Both the Azores and Madeira had been claimed by Portugal before the close of the second decade of the 15th century. By the close of the century, Bartholomew Diaz had rounded the Cape of Good Hope, Vasco da Gama had followed in his wake to reach Calicut on the Indian subcontinent, and Pedro Cabral had sighted the coast of South America. Following the first Columbus voyages to the New World, sponsored by Spain, territorial rivalry between two European powers went to arbitration: Pope Alexander VI adjudicated between the rival monarchies of Portugal and Spain, with Spain winning territory west of an imaginary longitudinal line drawn 370 leagues west of the Cape Verde Islands, an archipelago claimed by Portugal in 1447, so that today Brazil is Portuguese-speaking whereas the remainder of South America speaks Spanish.
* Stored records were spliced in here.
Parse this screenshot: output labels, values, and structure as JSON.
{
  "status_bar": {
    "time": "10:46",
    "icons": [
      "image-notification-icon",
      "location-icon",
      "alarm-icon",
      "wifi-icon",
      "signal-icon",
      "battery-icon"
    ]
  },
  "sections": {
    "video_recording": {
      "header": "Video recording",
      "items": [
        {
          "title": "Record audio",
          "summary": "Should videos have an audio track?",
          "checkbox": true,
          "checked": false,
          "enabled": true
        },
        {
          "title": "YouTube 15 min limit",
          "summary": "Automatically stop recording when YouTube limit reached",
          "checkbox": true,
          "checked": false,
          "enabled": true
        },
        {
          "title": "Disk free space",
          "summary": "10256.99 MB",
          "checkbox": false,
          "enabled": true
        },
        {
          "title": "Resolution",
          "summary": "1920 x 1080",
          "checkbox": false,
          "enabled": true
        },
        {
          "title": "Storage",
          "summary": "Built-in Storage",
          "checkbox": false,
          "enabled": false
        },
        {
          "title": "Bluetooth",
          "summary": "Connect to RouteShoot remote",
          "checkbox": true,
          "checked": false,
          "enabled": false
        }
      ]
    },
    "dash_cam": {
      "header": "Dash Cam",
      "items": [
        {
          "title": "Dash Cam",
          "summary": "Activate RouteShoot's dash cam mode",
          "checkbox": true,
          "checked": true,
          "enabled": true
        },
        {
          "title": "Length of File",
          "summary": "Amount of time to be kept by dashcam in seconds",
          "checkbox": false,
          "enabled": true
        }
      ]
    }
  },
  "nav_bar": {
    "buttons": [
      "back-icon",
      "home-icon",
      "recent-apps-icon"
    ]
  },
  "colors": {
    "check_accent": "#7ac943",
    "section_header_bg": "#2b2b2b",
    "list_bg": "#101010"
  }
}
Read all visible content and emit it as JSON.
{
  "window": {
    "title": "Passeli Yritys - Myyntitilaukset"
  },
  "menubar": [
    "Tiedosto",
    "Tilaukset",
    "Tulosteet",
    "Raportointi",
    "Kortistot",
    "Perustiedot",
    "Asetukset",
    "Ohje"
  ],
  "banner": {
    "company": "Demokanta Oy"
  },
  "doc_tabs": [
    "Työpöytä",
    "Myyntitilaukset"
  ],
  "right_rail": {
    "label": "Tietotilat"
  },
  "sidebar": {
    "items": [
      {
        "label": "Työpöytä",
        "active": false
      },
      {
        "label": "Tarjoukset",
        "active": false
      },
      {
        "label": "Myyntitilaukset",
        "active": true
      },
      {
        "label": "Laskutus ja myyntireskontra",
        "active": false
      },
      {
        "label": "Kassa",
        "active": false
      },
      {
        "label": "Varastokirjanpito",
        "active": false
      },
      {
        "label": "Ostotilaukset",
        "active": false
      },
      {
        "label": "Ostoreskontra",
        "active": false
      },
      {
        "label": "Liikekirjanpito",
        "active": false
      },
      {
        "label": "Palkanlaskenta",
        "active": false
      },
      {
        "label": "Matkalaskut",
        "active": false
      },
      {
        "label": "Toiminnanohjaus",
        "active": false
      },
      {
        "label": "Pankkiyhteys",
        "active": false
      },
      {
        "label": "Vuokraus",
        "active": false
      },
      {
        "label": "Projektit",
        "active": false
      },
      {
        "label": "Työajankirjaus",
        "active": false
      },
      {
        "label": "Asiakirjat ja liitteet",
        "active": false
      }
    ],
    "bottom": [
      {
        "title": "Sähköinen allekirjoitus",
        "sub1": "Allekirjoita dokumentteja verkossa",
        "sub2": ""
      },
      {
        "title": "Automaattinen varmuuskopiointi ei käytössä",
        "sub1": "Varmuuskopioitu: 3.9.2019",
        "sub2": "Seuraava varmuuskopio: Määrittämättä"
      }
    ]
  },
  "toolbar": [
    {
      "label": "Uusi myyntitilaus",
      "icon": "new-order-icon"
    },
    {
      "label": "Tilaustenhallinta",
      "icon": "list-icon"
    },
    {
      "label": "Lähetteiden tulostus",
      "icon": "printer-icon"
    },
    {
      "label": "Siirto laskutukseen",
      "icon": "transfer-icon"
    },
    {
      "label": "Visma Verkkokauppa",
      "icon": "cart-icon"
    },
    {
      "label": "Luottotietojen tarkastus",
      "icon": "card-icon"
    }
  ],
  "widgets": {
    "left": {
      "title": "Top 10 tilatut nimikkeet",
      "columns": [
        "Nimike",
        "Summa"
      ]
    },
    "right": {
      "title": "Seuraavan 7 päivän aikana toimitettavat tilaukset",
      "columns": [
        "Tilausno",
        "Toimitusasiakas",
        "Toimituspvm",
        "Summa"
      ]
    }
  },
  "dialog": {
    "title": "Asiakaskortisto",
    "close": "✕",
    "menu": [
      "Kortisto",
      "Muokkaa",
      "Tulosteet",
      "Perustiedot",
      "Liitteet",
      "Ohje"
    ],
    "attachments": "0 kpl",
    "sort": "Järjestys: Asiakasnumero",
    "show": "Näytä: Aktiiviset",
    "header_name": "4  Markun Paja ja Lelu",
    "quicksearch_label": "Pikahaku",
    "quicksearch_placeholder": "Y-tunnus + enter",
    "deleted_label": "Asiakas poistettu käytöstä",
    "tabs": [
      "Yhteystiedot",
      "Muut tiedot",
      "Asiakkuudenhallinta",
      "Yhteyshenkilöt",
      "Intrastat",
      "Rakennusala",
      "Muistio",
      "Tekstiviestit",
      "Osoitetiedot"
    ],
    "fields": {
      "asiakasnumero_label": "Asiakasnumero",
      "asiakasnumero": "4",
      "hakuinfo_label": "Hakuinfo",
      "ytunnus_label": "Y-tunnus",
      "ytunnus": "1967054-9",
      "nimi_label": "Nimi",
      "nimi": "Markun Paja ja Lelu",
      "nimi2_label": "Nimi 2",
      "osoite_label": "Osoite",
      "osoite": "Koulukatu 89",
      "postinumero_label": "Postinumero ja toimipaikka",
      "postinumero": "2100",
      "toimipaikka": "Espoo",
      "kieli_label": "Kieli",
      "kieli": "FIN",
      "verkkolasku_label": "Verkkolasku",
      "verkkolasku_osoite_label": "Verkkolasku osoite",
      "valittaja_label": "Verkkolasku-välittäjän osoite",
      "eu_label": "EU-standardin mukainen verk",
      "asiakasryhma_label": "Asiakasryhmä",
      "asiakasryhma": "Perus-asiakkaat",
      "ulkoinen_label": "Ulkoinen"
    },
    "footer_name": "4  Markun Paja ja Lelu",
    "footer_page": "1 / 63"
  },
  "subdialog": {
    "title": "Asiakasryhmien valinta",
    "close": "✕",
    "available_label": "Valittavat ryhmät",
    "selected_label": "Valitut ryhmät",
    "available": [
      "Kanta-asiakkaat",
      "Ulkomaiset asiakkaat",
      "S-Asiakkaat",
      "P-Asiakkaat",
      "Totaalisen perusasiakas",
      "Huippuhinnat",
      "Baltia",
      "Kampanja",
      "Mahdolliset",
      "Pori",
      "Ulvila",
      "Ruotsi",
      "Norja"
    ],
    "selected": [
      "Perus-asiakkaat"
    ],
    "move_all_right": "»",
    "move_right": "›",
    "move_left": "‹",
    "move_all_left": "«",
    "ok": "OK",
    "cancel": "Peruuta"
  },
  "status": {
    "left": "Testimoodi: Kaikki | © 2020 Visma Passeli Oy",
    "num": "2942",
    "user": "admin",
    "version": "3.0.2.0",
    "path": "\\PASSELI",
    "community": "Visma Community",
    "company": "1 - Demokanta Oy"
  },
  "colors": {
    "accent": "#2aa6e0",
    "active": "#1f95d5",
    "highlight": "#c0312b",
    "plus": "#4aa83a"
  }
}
Portugal was propelled in the course of that fateful 15th century from a poor country on the Atlantic fringe of a European continent that had known centuries of Mediterranean trade, to become a global maritime power that could turn its back on a Mediterranean commercial world that would slip slowly but inexorably into decline. Spain’s New World colonies traded in gold and silver, from great mines like Potosi; Portugal developed plantation agriculture based on African slave labor. Of the 11 million Africans transported from the Old World to the New, some four million were transported in Portuguese ships to Brazil. This compared with the half a million African slaves transported to eth American colonies. Since Columbus’ second voyage of settlement in 1493 there has been a massive exchange of flora and fauna between the Old World and the New; there are now two Africas on either side of the Atlantic Ocean, a phenomenon unique in human history.

The waters through which we have been sailing today have been wonderfully calm. At breakfast time a few of us were lucky enough to see a group of ten migrating great herons fly across our bow; we have looked down on migrating turtles and met a pod of dolphins. But half a millennium ago these waters witnessed momentous developments in human history, ushering in our increasingly globalized world. A series of presentations during the day reviewed the Portuguese world we have left behind us and prepared us for the climax of Semana Santa in Seville, our Spanish destination tomorrow.